Well, that’s not true, and a Louisiana study has the proof.
Recently, Tulane University’s Education Research Alliance for New Orleans released a policy brief that examined Louisiana’s Department of Education discipline records.
The findings are revealing.
The Alliance found that schools are twice as likely to suspend Black students than white students, whether or not the infraction was violent.
And it happens at all income levels.
The Alliance found that Black students get longer suspensions and harsher punishments than white students for the same infraction. So, a Black student may be sent home for speaking out of turn, while a white student may only receive a warning.
These are staggering statistics, but, unfortunately, this isn’t just happening in Louisiana.
Across the country, Black students are disproportionately punished in schools. The study found that 18 percent of Black boys and 10 percent of Black girls get out-of-school suspension while only 5 percent of white boys and 2 percent of white girls receive the same punishment.

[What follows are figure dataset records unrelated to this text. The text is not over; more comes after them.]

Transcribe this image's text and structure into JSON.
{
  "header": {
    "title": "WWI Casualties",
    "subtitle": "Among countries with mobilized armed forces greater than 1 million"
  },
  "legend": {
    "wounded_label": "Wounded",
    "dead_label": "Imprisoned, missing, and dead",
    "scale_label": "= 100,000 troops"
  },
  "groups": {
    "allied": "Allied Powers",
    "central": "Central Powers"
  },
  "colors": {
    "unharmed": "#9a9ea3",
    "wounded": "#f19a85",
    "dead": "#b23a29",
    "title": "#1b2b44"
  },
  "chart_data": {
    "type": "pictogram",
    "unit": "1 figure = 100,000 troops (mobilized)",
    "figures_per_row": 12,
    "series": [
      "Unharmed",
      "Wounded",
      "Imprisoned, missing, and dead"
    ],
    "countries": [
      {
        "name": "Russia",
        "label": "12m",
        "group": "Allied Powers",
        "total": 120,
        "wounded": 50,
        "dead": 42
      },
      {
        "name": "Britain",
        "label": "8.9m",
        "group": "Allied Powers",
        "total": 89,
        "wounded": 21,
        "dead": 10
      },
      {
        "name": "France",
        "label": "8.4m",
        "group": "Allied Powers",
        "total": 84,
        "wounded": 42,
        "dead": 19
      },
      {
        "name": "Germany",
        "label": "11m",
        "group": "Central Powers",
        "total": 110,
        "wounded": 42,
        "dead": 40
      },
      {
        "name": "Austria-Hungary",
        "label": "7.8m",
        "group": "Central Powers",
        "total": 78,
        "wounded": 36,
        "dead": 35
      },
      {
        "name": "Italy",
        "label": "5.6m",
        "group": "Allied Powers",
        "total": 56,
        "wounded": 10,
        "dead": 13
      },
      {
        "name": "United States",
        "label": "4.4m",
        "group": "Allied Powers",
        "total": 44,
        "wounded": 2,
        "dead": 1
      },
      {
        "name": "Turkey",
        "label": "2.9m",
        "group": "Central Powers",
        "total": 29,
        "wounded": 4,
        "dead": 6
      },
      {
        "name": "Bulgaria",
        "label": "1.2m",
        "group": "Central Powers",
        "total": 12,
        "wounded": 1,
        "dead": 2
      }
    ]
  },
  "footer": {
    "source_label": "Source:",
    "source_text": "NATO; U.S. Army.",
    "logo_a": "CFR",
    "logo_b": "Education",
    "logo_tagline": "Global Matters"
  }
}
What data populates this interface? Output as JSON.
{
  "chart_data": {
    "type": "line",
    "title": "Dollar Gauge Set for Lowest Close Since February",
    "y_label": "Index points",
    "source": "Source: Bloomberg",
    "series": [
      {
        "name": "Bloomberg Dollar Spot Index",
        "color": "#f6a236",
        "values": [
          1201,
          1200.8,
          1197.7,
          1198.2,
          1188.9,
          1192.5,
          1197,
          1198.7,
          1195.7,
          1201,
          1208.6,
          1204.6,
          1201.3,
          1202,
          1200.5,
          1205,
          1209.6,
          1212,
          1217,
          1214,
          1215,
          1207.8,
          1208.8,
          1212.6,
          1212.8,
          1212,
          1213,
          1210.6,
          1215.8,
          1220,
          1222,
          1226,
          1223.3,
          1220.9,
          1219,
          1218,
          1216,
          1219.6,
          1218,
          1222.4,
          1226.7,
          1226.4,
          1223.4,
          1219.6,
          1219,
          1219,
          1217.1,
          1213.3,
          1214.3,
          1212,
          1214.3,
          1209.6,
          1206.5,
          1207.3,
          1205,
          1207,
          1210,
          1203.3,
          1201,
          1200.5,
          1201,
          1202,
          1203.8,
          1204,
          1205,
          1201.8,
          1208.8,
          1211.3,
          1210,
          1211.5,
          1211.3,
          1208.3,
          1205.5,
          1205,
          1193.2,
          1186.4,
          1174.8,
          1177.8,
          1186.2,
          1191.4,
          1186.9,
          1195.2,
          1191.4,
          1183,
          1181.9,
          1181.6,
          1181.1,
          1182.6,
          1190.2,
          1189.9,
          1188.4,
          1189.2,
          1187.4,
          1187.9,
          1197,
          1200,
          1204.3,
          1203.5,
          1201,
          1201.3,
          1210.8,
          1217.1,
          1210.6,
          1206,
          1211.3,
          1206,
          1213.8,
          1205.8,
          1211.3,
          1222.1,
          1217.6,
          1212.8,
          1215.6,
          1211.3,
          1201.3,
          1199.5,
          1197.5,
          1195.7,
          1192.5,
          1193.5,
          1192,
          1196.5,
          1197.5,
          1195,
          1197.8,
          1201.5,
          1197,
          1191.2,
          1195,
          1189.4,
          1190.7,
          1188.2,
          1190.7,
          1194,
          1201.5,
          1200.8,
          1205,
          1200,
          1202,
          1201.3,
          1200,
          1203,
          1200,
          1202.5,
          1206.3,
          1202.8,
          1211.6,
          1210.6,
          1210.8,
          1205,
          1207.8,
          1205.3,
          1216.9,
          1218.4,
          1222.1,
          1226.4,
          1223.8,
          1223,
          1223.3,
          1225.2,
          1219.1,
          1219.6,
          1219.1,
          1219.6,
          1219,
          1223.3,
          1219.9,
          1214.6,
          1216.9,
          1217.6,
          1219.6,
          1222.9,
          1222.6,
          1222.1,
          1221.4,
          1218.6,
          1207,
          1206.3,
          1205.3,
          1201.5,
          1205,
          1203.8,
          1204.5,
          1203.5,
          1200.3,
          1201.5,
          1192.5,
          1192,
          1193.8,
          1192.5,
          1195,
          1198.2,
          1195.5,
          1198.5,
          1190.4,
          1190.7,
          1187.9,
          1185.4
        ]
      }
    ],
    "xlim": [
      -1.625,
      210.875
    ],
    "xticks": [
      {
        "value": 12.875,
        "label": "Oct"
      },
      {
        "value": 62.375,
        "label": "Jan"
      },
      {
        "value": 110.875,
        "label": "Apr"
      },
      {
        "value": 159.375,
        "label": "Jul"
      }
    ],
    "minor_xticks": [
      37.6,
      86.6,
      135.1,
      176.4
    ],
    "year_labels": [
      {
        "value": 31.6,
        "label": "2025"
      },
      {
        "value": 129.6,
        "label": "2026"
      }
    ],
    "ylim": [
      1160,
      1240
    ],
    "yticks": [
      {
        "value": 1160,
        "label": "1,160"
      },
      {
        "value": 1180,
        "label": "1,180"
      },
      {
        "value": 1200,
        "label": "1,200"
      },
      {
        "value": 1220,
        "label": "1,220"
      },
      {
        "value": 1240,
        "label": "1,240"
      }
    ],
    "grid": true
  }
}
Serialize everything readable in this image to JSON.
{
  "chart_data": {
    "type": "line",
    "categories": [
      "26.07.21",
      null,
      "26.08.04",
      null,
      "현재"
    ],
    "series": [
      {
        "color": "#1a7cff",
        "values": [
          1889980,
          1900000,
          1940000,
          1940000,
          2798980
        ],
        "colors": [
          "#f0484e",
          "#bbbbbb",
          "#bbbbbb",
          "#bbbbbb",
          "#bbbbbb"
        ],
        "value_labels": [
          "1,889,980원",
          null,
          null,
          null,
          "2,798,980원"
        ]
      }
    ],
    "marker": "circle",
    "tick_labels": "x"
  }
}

“Education is the civil rights of our generation,” former Secretary of Education Arne Duncan said to The New York Times in 2012.
Disciplining Black students for minor offenses and criminalizing behavior is what creates the school-to-prison pipeline.
In a state that houses the largest number of prisoners (Louisiana’s Angola Prison), statistics like these should serve as a call to action.
Black students aren’t more mischievous than other students. At all. They are just treated unfairly.